* türkiye için oldukça değişken bir kavramdır. eğer bir siyasi partiyi türkiye'ye din olarak atarsanız evet din düşmanlığı vardır, ama biraz kafanız çalışıyorsa ıq sıfırın biraz üstündeyse dinin bir siyasi partiden ibaret olmadığını idrak eder ve din düşmanlığı olmadığını da anlarsınız. böylece ne güzel benim de kafam çalışıyor diye sevinerek mutlu mesut yaşarsanız. artık hangi grupta olduğunuza siz karar verin.
çoğunluğunun nüfus cüzdanında islam yazan bi ülkede; hristiyan rahatca kendini ifade edebilirken, yahudi museviyim derken arkasına bir güç alırken hatta ataistlik çokca prim yaparken, bir müslüman rahatca ben müslümanım yada dinime baglı biriyim diyemiyor. neden çünkü son zamanlarda toplum üzerinde din baskısı artırılıyor ve sanki müslüman olan laik olamaz atatürk ü sevemez, cumhuriyeti temsil edemez gibi gösterilmeye calışıyor. müslümanlık sanki sosyal statünün alt tabakasıymış gibi ve bizden önce yobaz kusakların kültürel mirası gibi anlasılması için çokca caba sarfediliyor. asıl şimdi tehlikenin farkında mısınız..

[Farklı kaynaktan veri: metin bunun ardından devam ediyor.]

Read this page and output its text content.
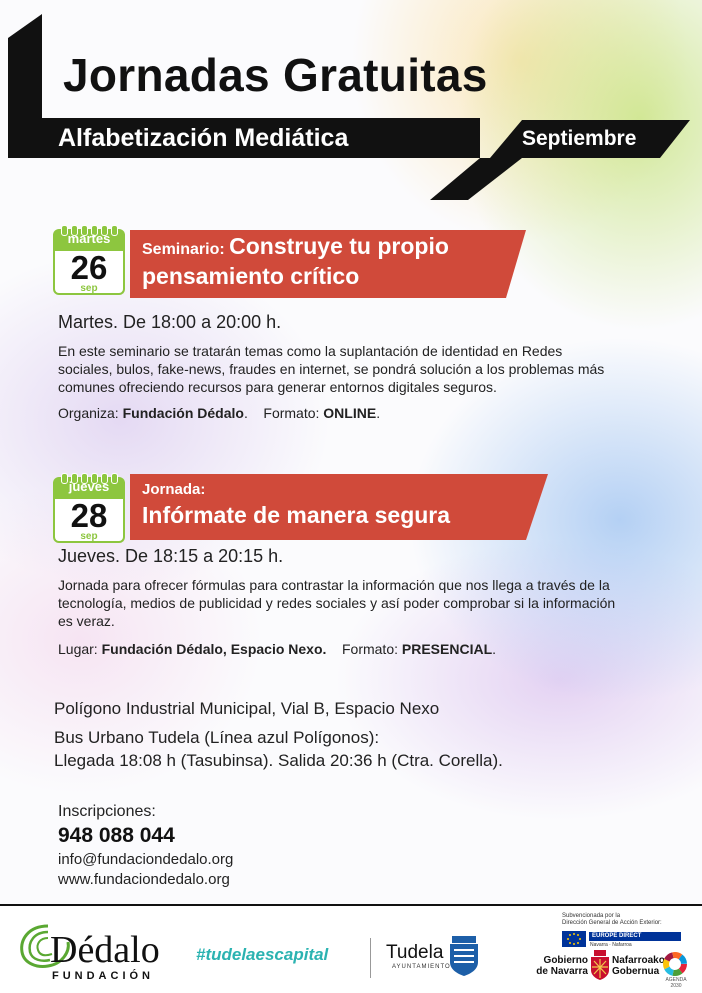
Jornadas Gratuitas
Alfabetización Mediática	Septiembre
martes
26
sep
Seminario: Construye tu propio

pensamiento crítico
Martes. De 18:00 a 20:00 h.
En este seminario se tratarán temas como la suplantación de identidad en Redes sociales, bulos, fake-news, fraudes en internet, se pondrá solución a los problemas más comunes ofreciendo recursos para generar entornos digitales seguros.
Organiza: Fundación Dédalo.    Formato: ONLINE.
jueves
28
sep
Jornada:
Infórmate de manera segura
Jueves. De 18:15 a 20:15 h.
Jornada para ofrecer fórmulas para contrastar la información que nos llega a través de la tecnología, medios de publicidad y redes sociales y así poder comprobar si la información es veraz.
Lugar: Fundación Dédalo, Espacio Nexo. Formato: PRESENCIAL.
Polígono Industrial Municipal, Vial B, Espacio Nexo
Bus Urbano Tudela (Línea azul Polígonos):
Llegada 18:08 h (Tasubinsa). Salida 20:36 h (Ctra. Corella).
Inscripciones:
948 088 044
info@fundaciondedalo.org
www.fundaciondedalo.org
Dédalo
FUNDACIÓN
#tudelaescapital	Tudela
AYUNTAMIENTO
Subvencionada por la
Dirección General de Acción Exterior:
EUROPE DIRECT
Navarra · Nafarroa
Gobierno
de Navarra
Nafarroako
Gobernua
AGENDA
2030
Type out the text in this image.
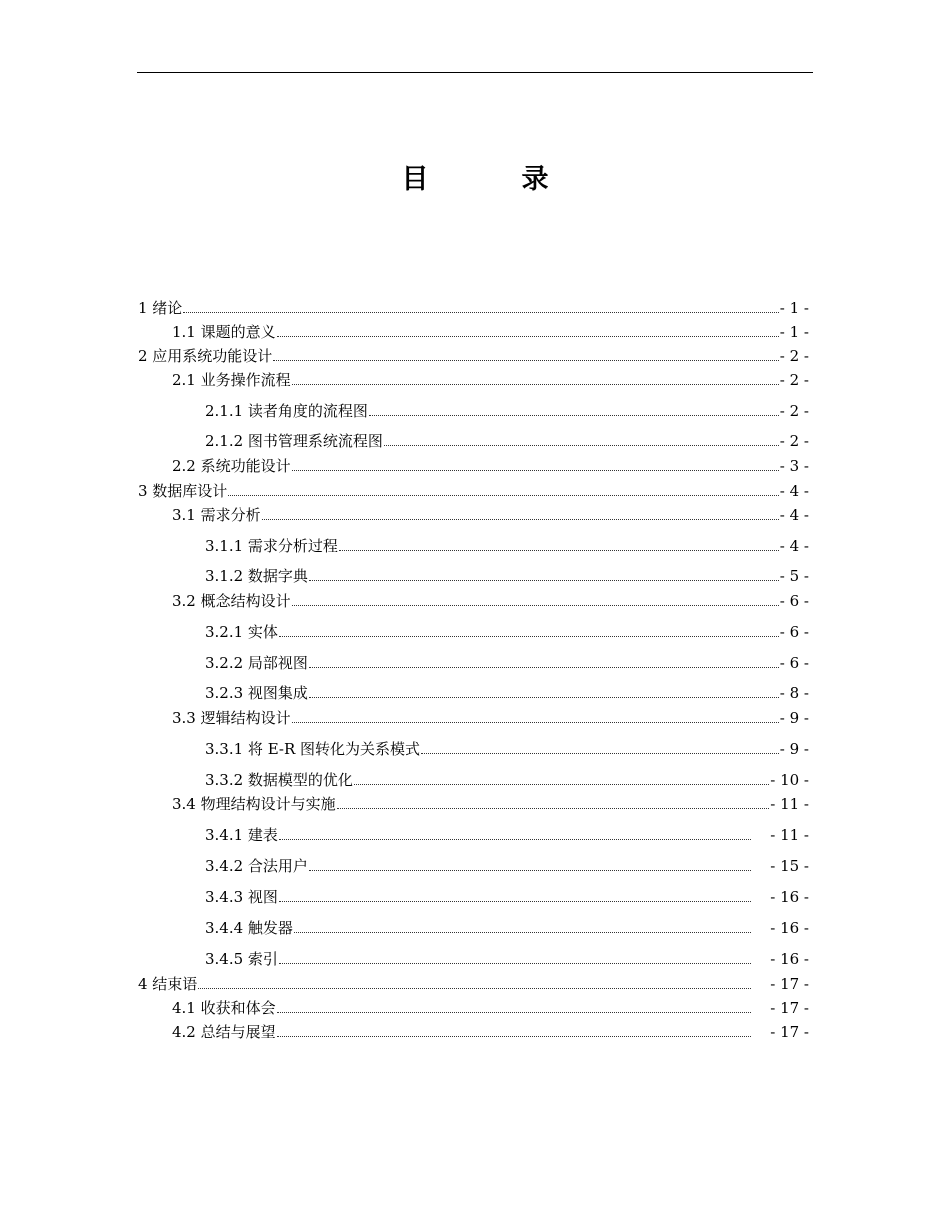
目　录
1 绪论	- 1 -
1.1 课题的意义	- 1 -
2 应用系统功能设计	- 2 -
2.1 业务操作流程	- 2 -
2.1.1 读者角度的流程图	- 2 -
2.1.2 图书管理系统流程图	- 2 -
2.2 系统功能设计	- 3 -
3 数据库设计	- 4 -
3.1 需求分析	- 4 -
3.1.1 需求分析过程	- 4 -
3.1.2 数据字典	- 5 -
3.2 概念结构设计	- 6 -
3.2.1 实体	- 6 -
3.2.2 局部视图	- 6 -
3.2.3 视图集成	- 8 -
3.3 逻辑结构设计	- 9 -
3.3.1 将 E-R 图转化为关系模式	- 9 -
3.3.2 数据模型的优化	- 10 -
3.4 物理结构设计与实施	- 11 -
3.4.1 建表	- 11 -
3.4.2 合法用户	- 15 -
3.4.3 视图	- 16 -
3.4.4 触发器	- 16 -
3.4.5 索引	- 16 -
4 结束语	- 17 -
4.1 收获和体会	- 17 -
4.2 总结与展望	- 17 -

tanım : dini bir düşmanlık aracı olarak kullanmaktır.*
size en basitinden bir örnek : bir grup arkadaş, namaz vaktini kaçırmadan camiye gidiyor.
kafanızda ilk çağrışan şey nedir? bunların "yobaz" olması mı, yoksa "vakti gelince camiye giden müslüman insanlar" olması mı?
bir de şöyle bir örnek : on kişilik bir grup arkadaşın içinden birkaç kişi camiye gidiyor.
camiye gidenlerin arasında tek bir kişi var. arkasına bakıp, "bunlar niye camiye gelmiyor bizimle? vay kafirler!" diyor. on kişi içinden tek bir kişi mesela.
camiye gitmeyenler arasında da tek bir kişi var. gidenlere bakıp, "bunlar her vakti geldiğinde camiye gidiyor. hiç de sektirmiyorlar. yoksa bir durum mu var bunlarda? şimdi bize de 'camiye gelin' demesinler!" aynı şekilde. on kişiden tek bir kişi.
işte din düşmanlığı, bu iki kişi yüzünden diğer sekiz kişinin zorla taraf belirlemesidir.
işte bu din düşmanlığı, dinden bahsedince başörtüsünden ileri gitmeyen tartışmaları, "hem türbanlı hem tangalı", "atatürk düşmanları sözlüğe girmesin", "atatürk'e göre banyo yapmak" gibi başlıkları doğuruyor. sürekli bahsettiğimiz ve her görüşten yazarla birlikte karşı durduğumuz "kamplaşma" da burada başlıyor.
verdiğim örnekte, camiye gidenlerin içindeki diğer dört kız başörtülü olduğu için, o "laikçi" karakter tarafından -artık neredeyse küfür gibi kullanılan- "türbanlı" muamelesi görüyor. camiye gitmeyenlerin içindeki diğer dört kız, o "yobaz" karakter tarafından "o..." muamelesi görüyor. ikisi de yanlış.
din düşmanlığı, hem dini yaşamaya karşı olmaktır, hem de dini çevresine zorla yaşattırmaktır. şunu unutmayın ki, islam'da zorlama yoktur.
ülkemiz siyasetçilerinin hesapları, elbette bizim üzerimizedir. çünkü bu ülkeyi yönetmektedirler. fakat, esas egemenlik milletindir. kendi aramızda bu sorunlar normalde yokken, hararetli tartışmalara kanmadan bu tür ayrımcılıklardan uzak durmak, hepimizin birbirimize karşı sorumluluğudur.